The importance of company communication during a tough economy 
Aug 27, 2025

In a constrained economy when companies reach for the red pen, communication budgets are often among the first to be cut. But history shows that scaling back on reputation and-building can have a negative knock-on effect, and that being faced with business contraction and a challenging marketplace is precisely when communication should be stepped up. 

For stakeholders, communication builds and maintains trust while assuring them of a company’s strategic direction. For staff, it reduces anxiety and maintains productivity, contributing to loyalty and commitment. Consistent communication shows that an organisation is aware of any issues and is responding to them to allow for future growth. 

During economic downturns, customers become more cautions, employees more anxious, and investors more wary to put money on the table. Adding silence to this environment creates a vacuum that will be filled by competitors, critics and false conclusions. Take the case of Pick n Pay’s multi-year turnaround. The company clearly stated what their strategy involved, what it is focused on achieving and how this will be done. While they expect to only achieve bottom-line profitability in 2028, they communicate milestones achieved as its balance sheet stabilises which has helped its share price. This example proves that companies that thrive in turbulent conditions are those that continue to speak with clarity, conviction and consistency, and who are positioning themselves as future leaders instead of a casualty of circumstance. 

Even with tighter purse strings, companies can remain communicative by using more targeted communication. The use of thought leadership and related content to help frame policy and regulatory debates happening in a specific industry or sector, helps companies and industry associations influence for the better the policy trajectory. Digital platforms are another channel where it is crucial to sustain authentic connection not only with customers but also clients. 

Bucking the trend to improve the bottom line by cutting the communications budget means resisting the temptation to retreat, and choosing visibility. In South Africa, where businesses are navigating electricity and/or water shedding, global trade tariffs and local policy uncertainties, the companies that demonstrate that they understand and can enact, solutions, are those that will be respected and supported. 
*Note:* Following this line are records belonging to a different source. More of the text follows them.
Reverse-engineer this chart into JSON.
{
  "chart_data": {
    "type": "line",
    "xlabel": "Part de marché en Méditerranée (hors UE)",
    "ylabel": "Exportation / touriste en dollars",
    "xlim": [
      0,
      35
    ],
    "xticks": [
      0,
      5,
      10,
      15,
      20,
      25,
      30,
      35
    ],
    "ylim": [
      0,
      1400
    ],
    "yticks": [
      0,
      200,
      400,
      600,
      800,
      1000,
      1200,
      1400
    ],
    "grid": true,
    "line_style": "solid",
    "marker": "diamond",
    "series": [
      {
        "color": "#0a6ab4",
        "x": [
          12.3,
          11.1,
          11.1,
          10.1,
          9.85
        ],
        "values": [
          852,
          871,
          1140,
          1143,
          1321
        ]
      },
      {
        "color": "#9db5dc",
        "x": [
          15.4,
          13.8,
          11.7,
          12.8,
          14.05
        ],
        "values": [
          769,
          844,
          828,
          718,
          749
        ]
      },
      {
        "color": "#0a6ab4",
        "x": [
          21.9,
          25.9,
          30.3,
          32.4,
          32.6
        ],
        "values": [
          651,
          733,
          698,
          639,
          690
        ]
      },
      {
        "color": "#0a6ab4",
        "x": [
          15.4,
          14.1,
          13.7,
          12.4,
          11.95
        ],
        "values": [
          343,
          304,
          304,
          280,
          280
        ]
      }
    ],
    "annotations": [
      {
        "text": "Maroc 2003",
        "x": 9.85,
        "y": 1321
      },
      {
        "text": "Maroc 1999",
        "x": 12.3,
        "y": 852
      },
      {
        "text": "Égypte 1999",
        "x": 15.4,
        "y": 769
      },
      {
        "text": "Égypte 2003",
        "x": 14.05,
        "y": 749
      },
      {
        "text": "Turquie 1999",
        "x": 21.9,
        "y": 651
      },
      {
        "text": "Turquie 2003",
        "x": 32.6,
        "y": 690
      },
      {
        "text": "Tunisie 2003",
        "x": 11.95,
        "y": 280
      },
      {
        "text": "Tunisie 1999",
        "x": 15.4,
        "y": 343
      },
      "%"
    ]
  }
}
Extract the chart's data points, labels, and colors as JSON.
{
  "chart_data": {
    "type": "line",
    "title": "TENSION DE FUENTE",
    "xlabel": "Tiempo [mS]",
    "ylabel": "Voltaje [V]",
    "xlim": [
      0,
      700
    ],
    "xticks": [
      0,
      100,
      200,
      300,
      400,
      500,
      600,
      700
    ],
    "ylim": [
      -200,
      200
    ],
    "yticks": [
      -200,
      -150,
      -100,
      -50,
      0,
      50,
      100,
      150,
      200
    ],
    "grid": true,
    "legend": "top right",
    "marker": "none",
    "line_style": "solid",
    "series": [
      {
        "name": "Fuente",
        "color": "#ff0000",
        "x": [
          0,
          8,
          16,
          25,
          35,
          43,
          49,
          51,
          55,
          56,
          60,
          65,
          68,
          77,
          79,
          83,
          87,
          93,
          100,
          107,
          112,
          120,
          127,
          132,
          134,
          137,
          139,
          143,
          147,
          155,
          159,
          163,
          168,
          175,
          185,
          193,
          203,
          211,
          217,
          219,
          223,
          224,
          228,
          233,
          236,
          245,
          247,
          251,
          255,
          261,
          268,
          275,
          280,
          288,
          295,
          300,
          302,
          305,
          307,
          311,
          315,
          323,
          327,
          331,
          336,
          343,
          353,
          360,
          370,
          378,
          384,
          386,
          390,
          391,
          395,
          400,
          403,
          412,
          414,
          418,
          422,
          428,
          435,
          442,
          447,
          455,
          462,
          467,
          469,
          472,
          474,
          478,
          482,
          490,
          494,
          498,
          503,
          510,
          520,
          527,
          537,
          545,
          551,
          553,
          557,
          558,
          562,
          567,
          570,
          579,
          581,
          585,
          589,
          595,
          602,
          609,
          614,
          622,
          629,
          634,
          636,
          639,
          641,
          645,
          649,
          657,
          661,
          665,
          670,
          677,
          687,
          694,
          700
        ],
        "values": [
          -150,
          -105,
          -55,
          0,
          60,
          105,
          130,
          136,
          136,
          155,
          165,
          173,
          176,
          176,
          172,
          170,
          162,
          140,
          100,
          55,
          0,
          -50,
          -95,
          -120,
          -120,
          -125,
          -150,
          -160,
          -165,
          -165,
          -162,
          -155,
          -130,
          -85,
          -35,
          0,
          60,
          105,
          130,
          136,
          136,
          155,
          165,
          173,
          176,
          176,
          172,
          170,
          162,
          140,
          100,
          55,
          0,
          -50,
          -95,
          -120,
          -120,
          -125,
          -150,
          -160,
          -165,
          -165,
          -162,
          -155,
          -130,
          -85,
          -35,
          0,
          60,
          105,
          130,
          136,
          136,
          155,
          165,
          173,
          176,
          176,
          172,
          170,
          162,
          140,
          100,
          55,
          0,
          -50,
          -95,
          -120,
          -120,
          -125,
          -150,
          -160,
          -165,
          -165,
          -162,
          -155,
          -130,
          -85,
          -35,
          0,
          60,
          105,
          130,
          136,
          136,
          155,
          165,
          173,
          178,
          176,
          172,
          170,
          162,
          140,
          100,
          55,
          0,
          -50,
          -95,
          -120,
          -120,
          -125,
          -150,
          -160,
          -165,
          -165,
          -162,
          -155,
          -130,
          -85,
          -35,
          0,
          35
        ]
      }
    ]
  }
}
As many a South African businessman can attest, tough times present both risk and opportunity. Choosing to invest in communication is choosing to lead by giving shape to the conversation in the face of others’ silence. The true test of if a company has invested enough in their communication will only be visible when a crisis hits: is your leadership certain that it has solidified its reputation as an ethical, responsible corporate citizen who is trusted to do the right thing – or will the voices of its critics drown out your response?